Morristown, New Jersey, United States

Speedwell Ironworks is an historic site in New Jersey most noted for being the location of the first public demonstration of the telegraph.

Peta Stamper

24 May 2021

About Historic Speedwell

Speedwell Ironworks is an historic site in Morristown, New Jersey, noted for being the location of the first public demonstration of the telegraph by Samuel Morse and Alfred Vail on January 11, 1838. As a result, in 1974 the Speedwell Village was declared a United States National Historic Landmark.

Today, the site showcases the restored estate of Vail, proprietor of the Speedwell Iron Works and is open to the public. Visitors can explore mid-19th century life as well as visiting the site of the telegraph demonstration. Guided tours are available of the historic home, factory site and the site’s wheelhouse.

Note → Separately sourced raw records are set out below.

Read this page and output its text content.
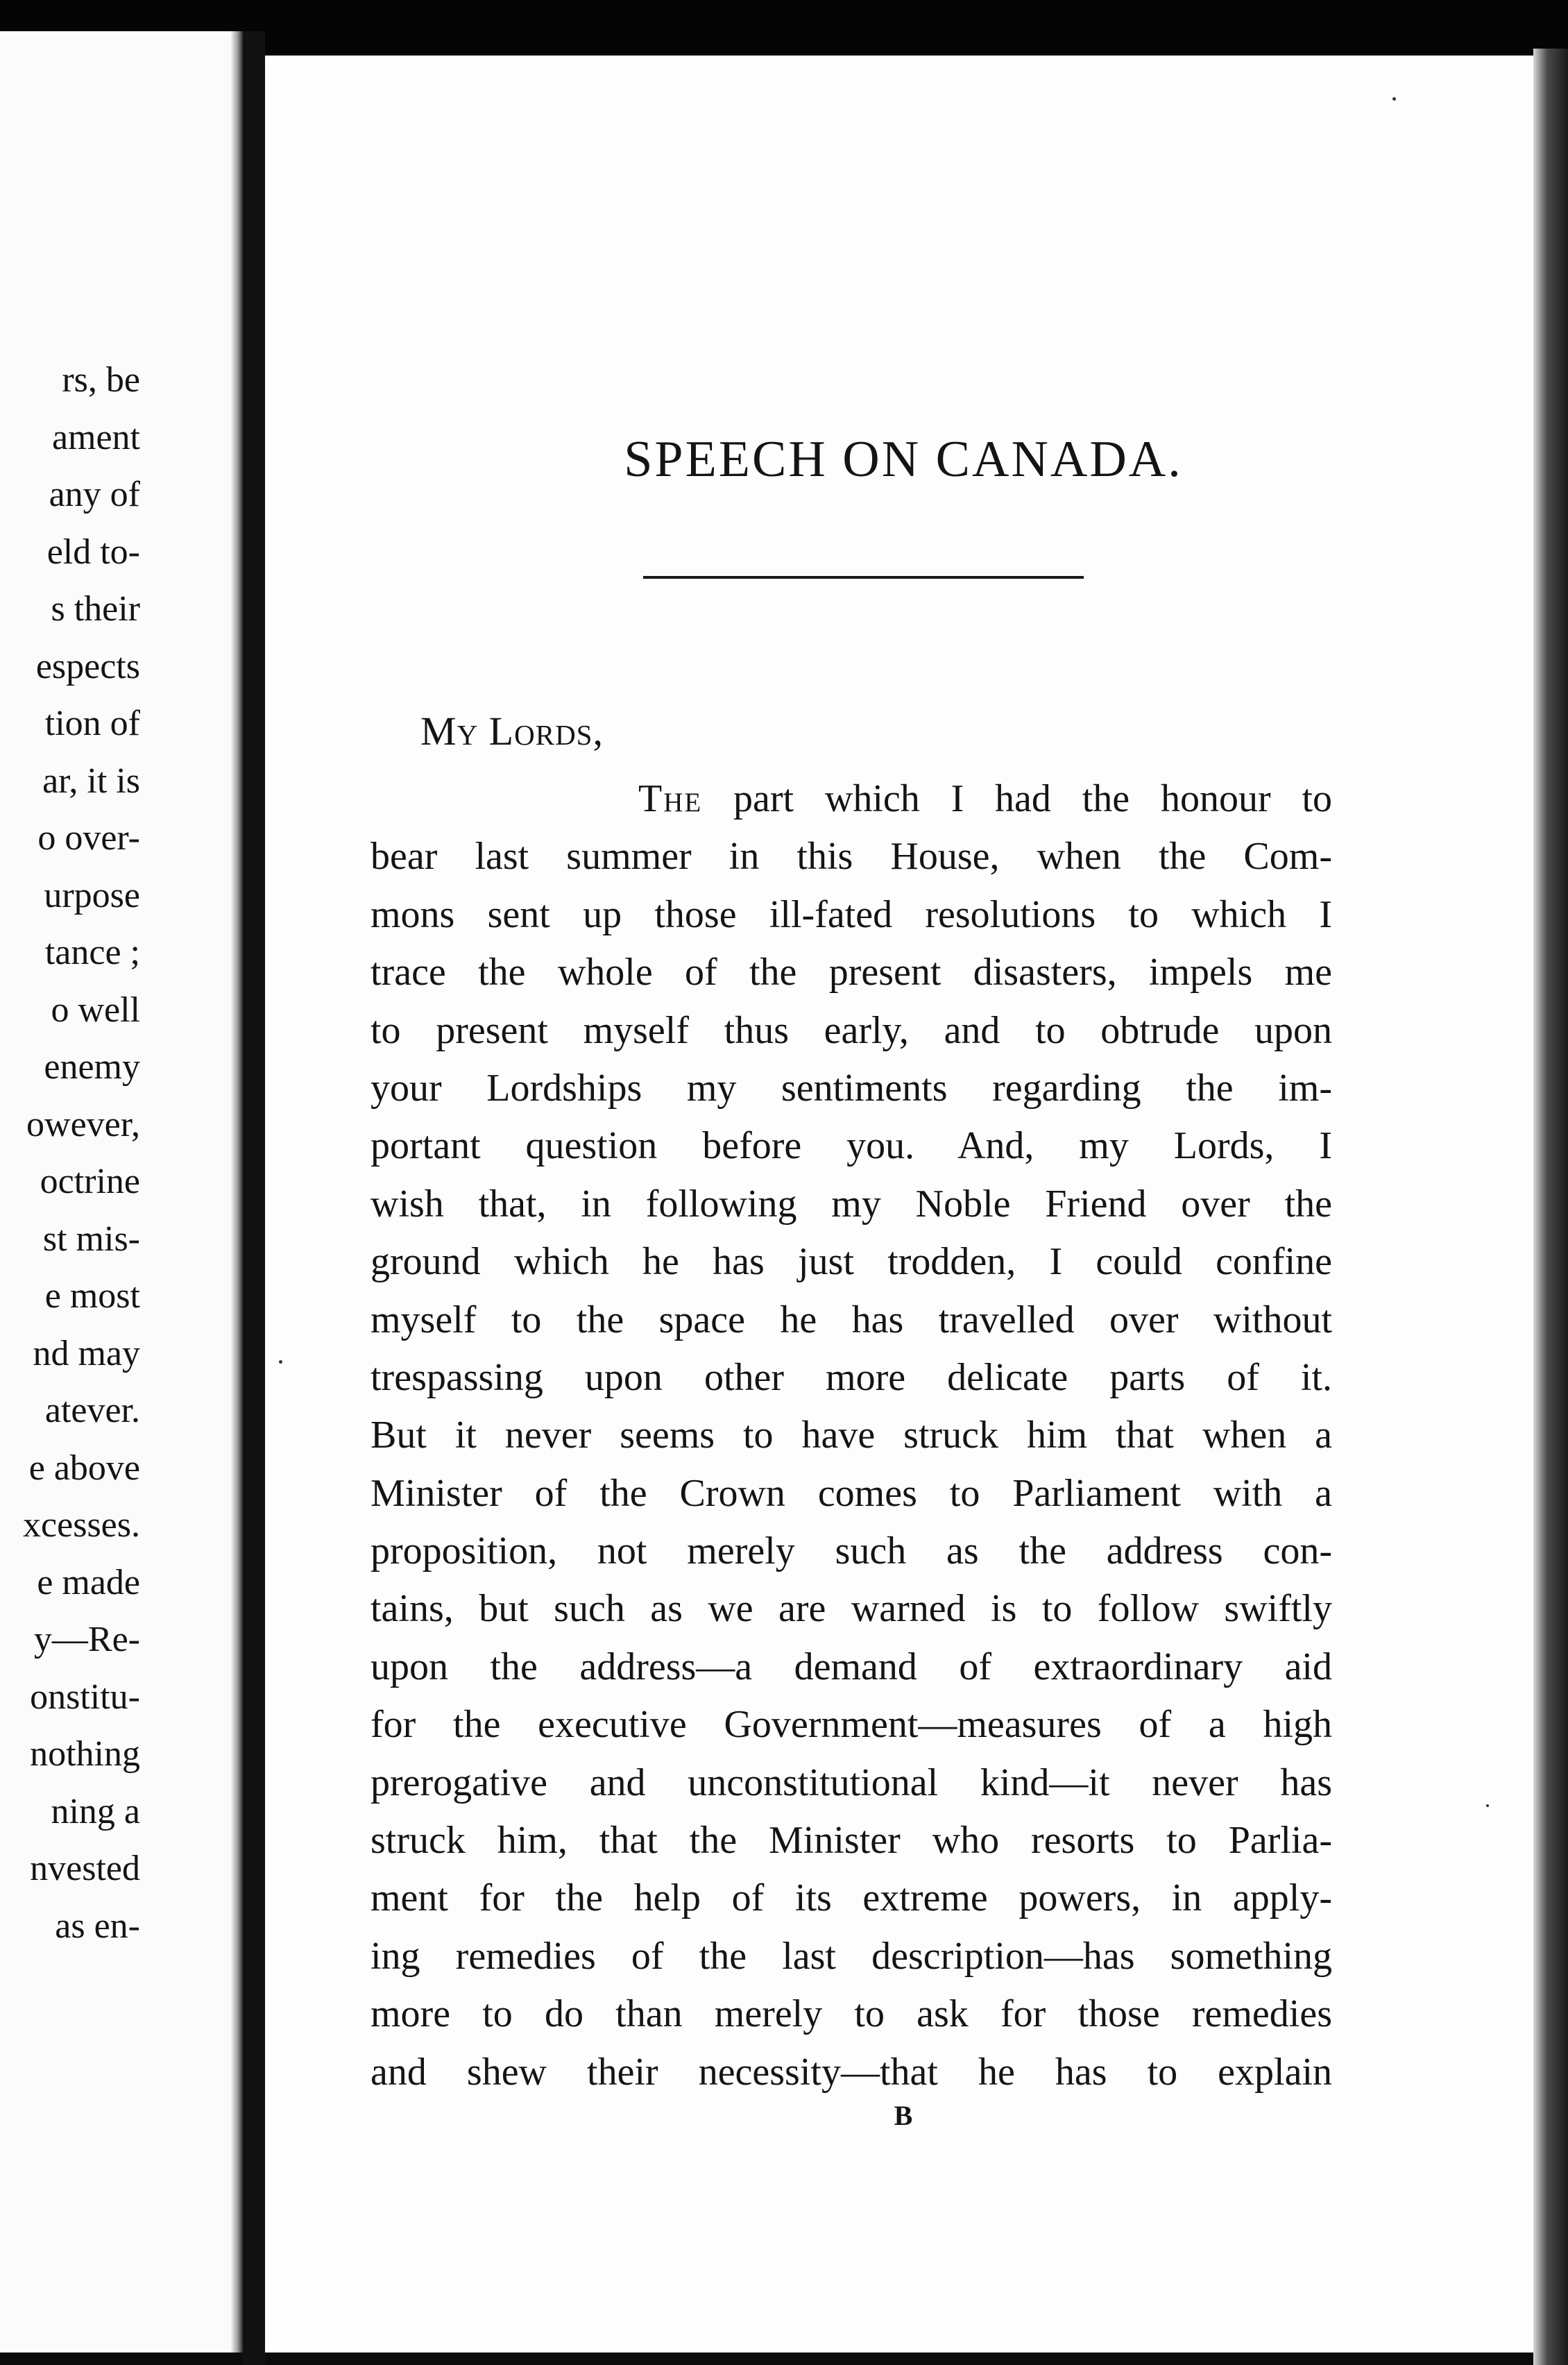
rs, be
ament
any of
eld to-
s their
espects
tion of
ar, it is
o over-
urpose
tance ;
o well
enemy
owever,
octrine
st mis-
e most
nd may
atever.
e above
xcesses.
e made
y—Re-
onstitu-
nothing
ning a
nvested
as en-
SPEECH ON CANADA.
My Lords,
The part which I had the honour to
bear last summer in this House, when the Com-
mons sent up those ill-fated resolutions to which I
trace the whole of the present disasters, impels me
to present myself thus early, and to obtrude upon
your Lordships my sentiments regarding the im-
portant question before you. And, my Lords, I
wish that, in following my Noble Friend over the
ground which he has just trodden, I could confine
myself to the space he has travelled over without
trespassing upon other more delicate parts of it.
But it never seems to have struck him that when a
Minister of the Crown comes to Parliament with a
proposition, not merely such as the address con-
tains, but such as we are warned is to follow swiftly
upon the address—a demand of extraordinary aid
for the executive Government—measures of a high
prerogative and unconstitutional kind—it never has
struck him, that the Minister who resorts to Parlia-
ment for the help of its extreme powers, in apply-
ing remedies of the last description—has something
more to do than merely to ask for those remedies
and shew their necessity—that he has to explain
B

Historic Speedwell history

At the height of America’s industrial revolution, Stephen Vail established an ironworks at a natural gorge on the Whippany River, extending the water-powered forges that already existed. These ironworks created the first durable iron tire for trains in 1836.

Vail also bought a 40-acre plot of land by the ironworks on which he retired in 1844. The site featured several residential buildings, a granary and 2 carriage houses. One of the buildings Vail constructed was a for hobby purposes, but it was here that in January 1838, Samuel Morse and Alfred Vail demonstrated the first Morse electromagnetic telegraph.

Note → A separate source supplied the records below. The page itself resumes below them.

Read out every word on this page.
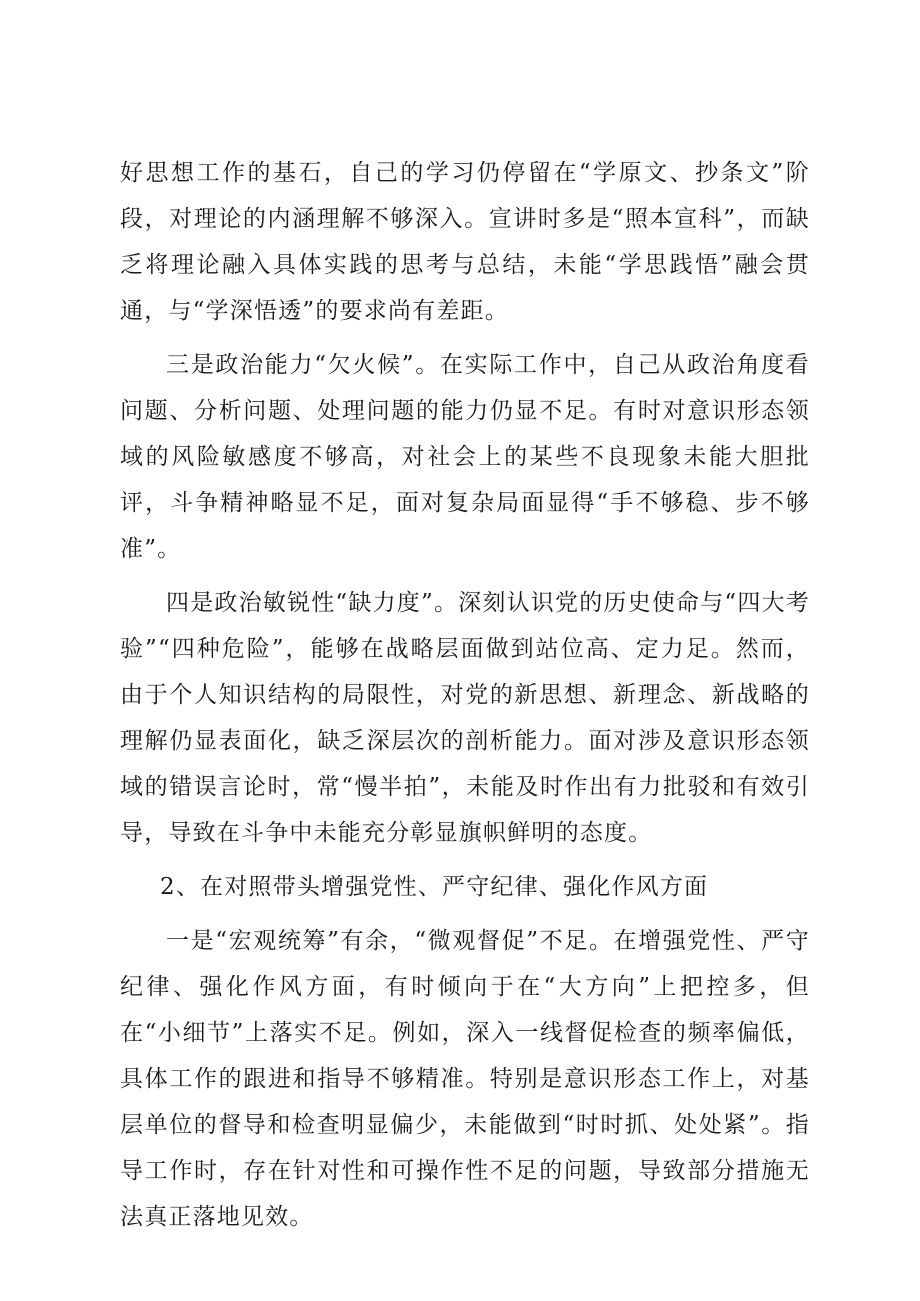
好思想工作的基石，自己的学习仍停留在“学原文、抄条文”阶段，对理论的内涵理解不够深入。宣讲时多是“照本宣科”，而缺乏将理论融入具体实践的思考与总结，未能“学思践悟”融会贯通，与“学深悟透”的要求尚有差距。

三是政治能力“欠火候”。在实际工作中，自己从政治角度看问题、分析问题、处理问题的能力仍显不足。有时对意识形态领域的风险敏感度不够高，对社会上的某些不良现象未能大胆批评，斗争精神略显不足，面对复杂局面显得“手不够稳、步不够准”。

四是政治敏锐性“缺力度”。深刻认识党的历史使命与“四大考验”“四种危险”，能够在战略层面做到站位高、定力足。然而，由于个人知识结构的局限性，对党的新思想、新理念、新战略的理解仍显表面化，缺乏深层次的剖析能力。面对涉及意识形态领域的错误言论时，常“慢半拍”，未能及时作出有力批驳和有效引导，导致在斗争中未能充分彰显旗帜鲜明的态度。

2、在对照带头增强党性、严守纪律、强化作风方面

一是“宏观统筹”有余，“微观督促”不足。在增强党性、严守纪律、强化作风方面，有时倾向于在“大方向”上把控多，但在“小细节”上落实不足。例如，深入一线督促检查的频率偏低，具体工作的跟进和指导不够精准。特别是意识形态工作上，对基层单位的督导和检查明显偏少，未能做到“时时抓、处处紧”。指导工作时，存在针对性和可操作性不足的问题，导致部分措施无法真正落地见效。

The pair had been researching and working on the project within the ironworks, and had pulled 2 miles worth of wires inside the factory house for the demonstration, witnessed by a local crowd. However, changing industrial trends combined with a reduced flow of the river meant the ironworks were shut in 1873, their remains burned down in 1908.

Historic Speedwell today

Today, Historic Speedwell is an open air 19th century estate that boasts 9 buildings restored to give an authentic 19th century experience. The Factory Building – ‘Birthplace of the Telegraph’ – is a 3-storey interactive museum about telecommunications, while Stephen Vail’s original 1840s home furnishings, antiques and period artwork are also preserved for visitors to step back in time to the mid 19th century.

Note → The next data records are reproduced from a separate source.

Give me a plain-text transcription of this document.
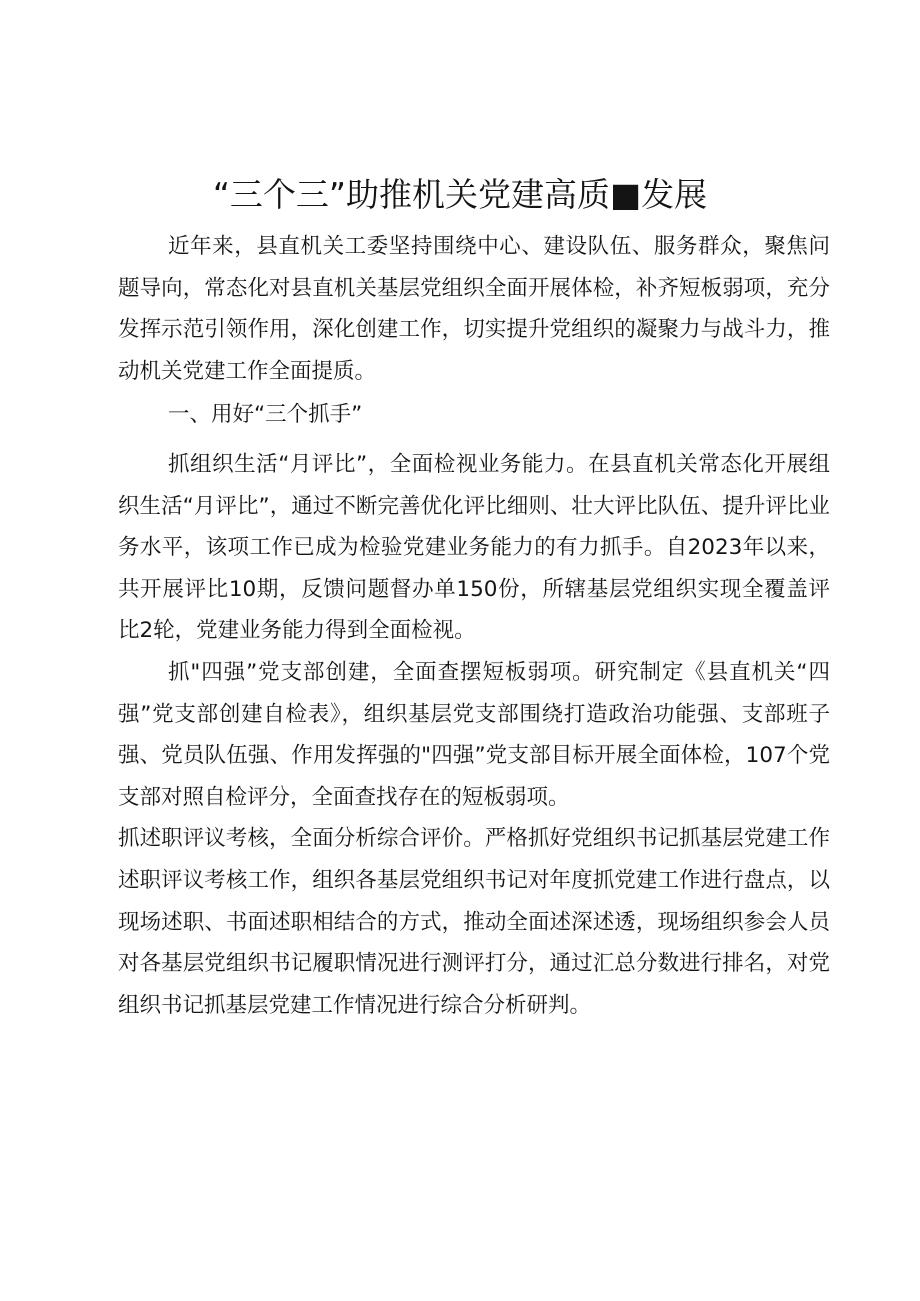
“三个三”助推机关党建高质■发展

近年来，县直机关工委坚持围绕中心、建设队伍、服务群众，聚焦问题导向，常态化对县直机关基层党组织全面开展体检，补齐短板弱项，充分发挥示范引领作用，深化创建工作，切实提升党组织的凝聚力与战斗力，推动机关党建工作全面提质。

一、用好“三个抓手”

抓组织生活“月评比”，全面检视业务能力。在县直机关常态化开展组织生活“月评比”，通过不断完善优化评比细则、壮大评比队伍、提升评比业务水平，该项工作已成为检验党建业务能力的有力抓手。自2023年以来，共开展评比10期，反馈问题督办单150份，所辖基层党组织实现全覆盖评比2轮，党建业务能力得到全面检视。

抓"四强”党支部创建，全面查摆短板弱项。研究制定《县直机关“四强”党支部创建自检表》，组织基层党支部围绕打造政治功能强、支部班子强、党员队伍强、作用发挥强的"四强”党支部目标开展全面体检，107个党支部对照自检评分，全面查找存在的短板弱项。

抓述职评议考核，全面分析综合评价。严格抓好党组织书记抓基层党建工作述职评议考核工作，组织各基层党组织书记对年度抓党建工作进行盘点，以现场述职、书面述职相结合的方式，推动全面述深述透，现场组织参会人员对各基层党组织书记履职情况进行测评打分，通过汇总分数进行排名，对党组织书记抓基层党建工作情况进行综合分析研判。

At the Visitor’s Centre inside the Homestead Carriage House there is also an exhibit on S. S. Savannah: the first steam ship to cross the Atlantic Ocean, many of its parts made at the Speedwell Ironworks. Outside, the peaceful setting nestled within the woods by the water is a lovely place to take a picnic.

Getting to Historic Speedwell

Located just off Route 287 and highway 202, Historic Speedwell is a 40 minute drive west of New York City. Otherwise, the Morris Plains train station is 24 minute walk away and serves regular trains to New York Penn Station and Dover.